Maharashtra government’s move to extend stamp duty waivers from one year to three years for resale properties is expected to bring some investor interest back into the real estate market, as they get a longer hold period.
As of now, if an investor bought an apartment and sold it within a year, the stamp duty was charged only on the price difference between the purchase and the selling price. However, the bill passed in the state assembly on Wednesday said that the one year period did not help earn profits as the resale of properties became difficult during the pandemic, which is why the time of availing the stamp duty waiver is being extended to three years.
To be sure, the move is aimed at benefiting retail investors who invest for longer tenures, looking to buy second homes and gain from rental yields.
At its peak in 2010-2011, investors formed 50-60% of the residential real estate market, which has come down to a trickle at about 20% now. Over the years, investor participation in India’s real estate has diminished with overheated prices, delays in project completions, cases of fund diversions by developers and rampant corporate governance issues.
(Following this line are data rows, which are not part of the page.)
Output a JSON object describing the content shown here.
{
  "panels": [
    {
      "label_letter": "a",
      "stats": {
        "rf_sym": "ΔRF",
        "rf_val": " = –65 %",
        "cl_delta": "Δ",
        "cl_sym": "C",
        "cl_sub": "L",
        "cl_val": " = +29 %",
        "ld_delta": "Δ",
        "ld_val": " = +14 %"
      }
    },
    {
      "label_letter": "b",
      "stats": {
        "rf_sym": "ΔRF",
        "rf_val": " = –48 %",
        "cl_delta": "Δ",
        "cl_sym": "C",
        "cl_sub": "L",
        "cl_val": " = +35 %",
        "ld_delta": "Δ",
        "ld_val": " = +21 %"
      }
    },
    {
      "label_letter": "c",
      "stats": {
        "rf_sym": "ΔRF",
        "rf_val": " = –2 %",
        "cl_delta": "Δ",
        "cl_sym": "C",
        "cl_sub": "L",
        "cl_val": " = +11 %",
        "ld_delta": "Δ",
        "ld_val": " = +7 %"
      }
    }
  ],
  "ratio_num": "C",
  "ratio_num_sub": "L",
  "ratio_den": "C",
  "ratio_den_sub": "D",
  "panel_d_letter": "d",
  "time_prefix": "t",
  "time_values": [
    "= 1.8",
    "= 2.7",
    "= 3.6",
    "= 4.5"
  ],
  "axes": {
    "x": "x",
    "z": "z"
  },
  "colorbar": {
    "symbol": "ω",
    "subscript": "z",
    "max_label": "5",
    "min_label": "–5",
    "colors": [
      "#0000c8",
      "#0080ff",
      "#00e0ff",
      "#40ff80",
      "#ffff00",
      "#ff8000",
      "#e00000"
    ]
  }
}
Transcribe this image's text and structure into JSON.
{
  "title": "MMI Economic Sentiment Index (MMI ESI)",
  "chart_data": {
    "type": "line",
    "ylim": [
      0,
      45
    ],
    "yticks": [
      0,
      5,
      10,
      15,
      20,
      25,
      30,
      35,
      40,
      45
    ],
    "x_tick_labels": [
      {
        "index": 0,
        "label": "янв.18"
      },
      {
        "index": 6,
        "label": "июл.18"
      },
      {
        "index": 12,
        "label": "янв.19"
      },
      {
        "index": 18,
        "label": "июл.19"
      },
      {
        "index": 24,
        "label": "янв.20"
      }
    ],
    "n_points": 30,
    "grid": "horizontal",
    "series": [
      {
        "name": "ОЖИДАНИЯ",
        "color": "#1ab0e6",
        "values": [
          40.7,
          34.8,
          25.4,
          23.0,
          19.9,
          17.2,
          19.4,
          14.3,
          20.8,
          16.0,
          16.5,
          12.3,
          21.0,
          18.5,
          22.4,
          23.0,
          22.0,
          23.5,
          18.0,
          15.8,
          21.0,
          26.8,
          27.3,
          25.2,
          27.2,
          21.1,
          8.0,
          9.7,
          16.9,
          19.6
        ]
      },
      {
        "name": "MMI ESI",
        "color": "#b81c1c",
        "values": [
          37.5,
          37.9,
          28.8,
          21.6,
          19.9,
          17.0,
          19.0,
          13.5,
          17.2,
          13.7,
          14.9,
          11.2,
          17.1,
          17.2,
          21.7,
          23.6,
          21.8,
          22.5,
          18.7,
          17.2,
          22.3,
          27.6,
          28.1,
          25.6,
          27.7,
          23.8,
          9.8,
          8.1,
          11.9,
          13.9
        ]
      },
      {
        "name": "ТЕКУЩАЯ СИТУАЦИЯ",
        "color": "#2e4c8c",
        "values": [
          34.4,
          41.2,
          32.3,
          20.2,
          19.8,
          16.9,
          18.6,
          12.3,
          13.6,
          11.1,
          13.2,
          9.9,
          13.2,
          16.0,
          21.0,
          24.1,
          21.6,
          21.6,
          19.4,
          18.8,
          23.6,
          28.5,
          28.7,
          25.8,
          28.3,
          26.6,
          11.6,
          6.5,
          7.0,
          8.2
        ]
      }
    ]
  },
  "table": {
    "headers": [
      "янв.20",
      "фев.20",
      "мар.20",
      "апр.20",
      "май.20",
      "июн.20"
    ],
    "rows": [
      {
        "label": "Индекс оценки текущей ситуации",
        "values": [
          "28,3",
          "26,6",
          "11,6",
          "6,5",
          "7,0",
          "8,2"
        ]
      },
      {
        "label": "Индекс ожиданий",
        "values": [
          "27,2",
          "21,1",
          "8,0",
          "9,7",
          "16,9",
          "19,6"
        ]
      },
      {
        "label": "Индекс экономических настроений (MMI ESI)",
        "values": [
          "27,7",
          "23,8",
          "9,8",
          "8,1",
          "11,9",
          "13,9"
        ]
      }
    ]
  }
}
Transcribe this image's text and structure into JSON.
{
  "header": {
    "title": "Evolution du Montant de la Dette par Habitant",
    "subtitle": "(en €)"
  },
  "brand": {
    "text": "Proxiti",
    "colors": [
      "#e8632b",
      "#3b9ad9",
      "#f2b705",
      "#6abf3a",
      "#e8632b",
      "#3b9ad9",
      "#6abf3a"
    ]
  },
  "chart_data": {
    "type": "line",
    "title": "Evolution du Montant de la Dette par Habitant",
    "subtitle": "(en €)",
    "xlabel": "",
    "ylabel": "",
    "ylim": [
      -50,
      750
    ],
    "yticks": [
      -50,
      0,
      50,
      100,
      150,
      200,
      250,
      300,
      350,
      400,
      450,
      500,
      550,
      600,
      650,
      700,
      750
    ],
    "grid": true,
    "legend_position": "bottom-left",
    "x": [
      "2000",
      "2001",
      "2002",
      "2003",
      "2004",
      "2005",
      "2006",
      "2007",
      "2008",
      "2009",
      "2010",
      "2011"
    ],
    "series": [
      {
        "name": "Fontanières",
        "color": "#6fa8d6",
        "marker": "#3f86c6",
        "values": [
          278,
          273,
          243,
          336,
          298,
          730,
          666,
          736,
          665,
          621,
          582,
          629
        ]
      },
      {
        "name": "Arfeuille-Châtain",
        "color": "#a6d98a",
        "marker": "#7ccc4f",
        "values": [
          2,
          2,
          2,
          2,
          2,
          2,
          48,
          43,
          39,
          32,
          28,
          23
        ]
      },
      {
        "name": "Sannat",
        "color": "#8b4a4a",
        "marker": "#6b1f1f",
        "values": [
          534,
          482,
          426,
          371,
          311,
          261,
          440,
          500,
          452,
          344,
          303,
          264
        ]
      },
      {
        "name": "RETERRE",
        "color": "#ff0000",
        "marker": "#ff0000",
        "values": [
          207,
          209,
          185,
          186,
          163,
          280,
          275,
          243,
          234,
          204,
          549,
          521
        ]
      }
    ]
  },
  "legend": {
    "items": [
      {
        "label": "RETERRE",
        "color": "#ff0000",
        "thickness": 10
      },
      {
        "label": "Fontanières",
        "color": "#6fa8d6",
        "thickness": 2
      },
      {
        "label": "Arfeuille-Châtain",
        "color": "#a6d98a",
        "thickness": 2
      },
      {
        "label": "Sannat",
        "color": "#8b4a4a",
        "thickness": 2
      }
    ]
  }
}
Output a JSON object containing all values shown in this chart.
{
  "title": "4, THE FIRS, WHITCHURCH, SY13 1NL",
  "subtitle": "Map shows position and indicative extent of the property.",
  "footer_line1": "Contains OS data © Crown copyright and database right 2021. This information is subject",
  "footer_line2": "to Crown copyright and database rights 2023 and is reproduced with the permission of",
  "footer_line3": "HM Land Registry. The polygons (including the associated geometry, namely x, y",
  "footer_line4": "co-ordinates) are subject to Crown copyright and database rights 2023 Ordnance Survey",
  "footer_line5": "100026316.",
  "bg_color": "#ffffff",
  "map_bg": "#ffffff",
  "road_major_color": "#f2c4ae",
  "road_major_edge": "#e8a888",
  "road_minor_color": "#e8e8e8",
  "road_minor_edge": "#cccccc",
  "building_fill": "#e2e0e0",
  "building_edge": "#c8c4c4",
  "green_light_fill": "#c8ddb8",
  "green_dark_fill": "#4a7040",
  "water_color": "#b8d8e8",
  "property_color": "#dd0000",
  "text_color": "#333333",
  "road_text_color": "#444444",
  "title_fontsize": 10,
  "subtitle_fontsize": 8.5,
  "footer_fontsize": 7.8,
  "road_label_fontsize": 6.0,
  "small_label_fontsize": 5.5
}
Shishir Baijal, chairman & managing director, Knight Frank India said the direct result of this step will be increased investor participation as this move provides greater flexibility to the investors for an elongated period. “It will allow investors longer hold period and realise better returns on their home investments. This will keep the secondary sales market buoyant and maintain the registration momentum,” he said.
Kapil Gandhi, convenor PR, Credai Maharashtra said, “Real estate is historically the safest and best investment, and we have about 20% of purchasers who buy flats for pure investment and rental yield. This move will give a boost to such homebuyers and help in increasing their share again.”
Ritesh Mehta, senior director & head (west), residential services & developer initiatives, JLL India said the step will provide a boost to housing demand from investors over and above the existing end-user home buying. “Retail investor fraternity would make a comeback in the top residential markets in Mumbai and Pune,” he said.
Residential sales have already witnessed a smart recovery during the latter part of 2021. The sales in Mumbai and Pune have seen a year-on-year growth of 40% and 156% respectively during October to December 2021 quarter.
Harresh Mehta, chairman and managing director, Rohan Lifescapes said, “This decision is surely going to benefit the sale purchase chain and will pave that way for more employment and revenue generation.”
According to developers, the move will also help in bringing down the transaction cost of residential properties in the secondary market — another deterrent for investors. Gautam Thacker, president, NAREDCO (Progressive Neral-Karjat Unit) said that since the service tax and value-added tax (VAT) was introduced into real estate, the transaction cost drastically increased for the retail investors for real estate investments.
“At present, a residential transaction comprises of 5% GST, 7% stamp duty and 1% registration charges, taking it to 13%. With this move, the net transaction cost will be down to half at 6% and even lesser in the affordable segment to about 2%. This ensures a good return on investment to the investors who can now invest for long term tax gains,” said Thacker.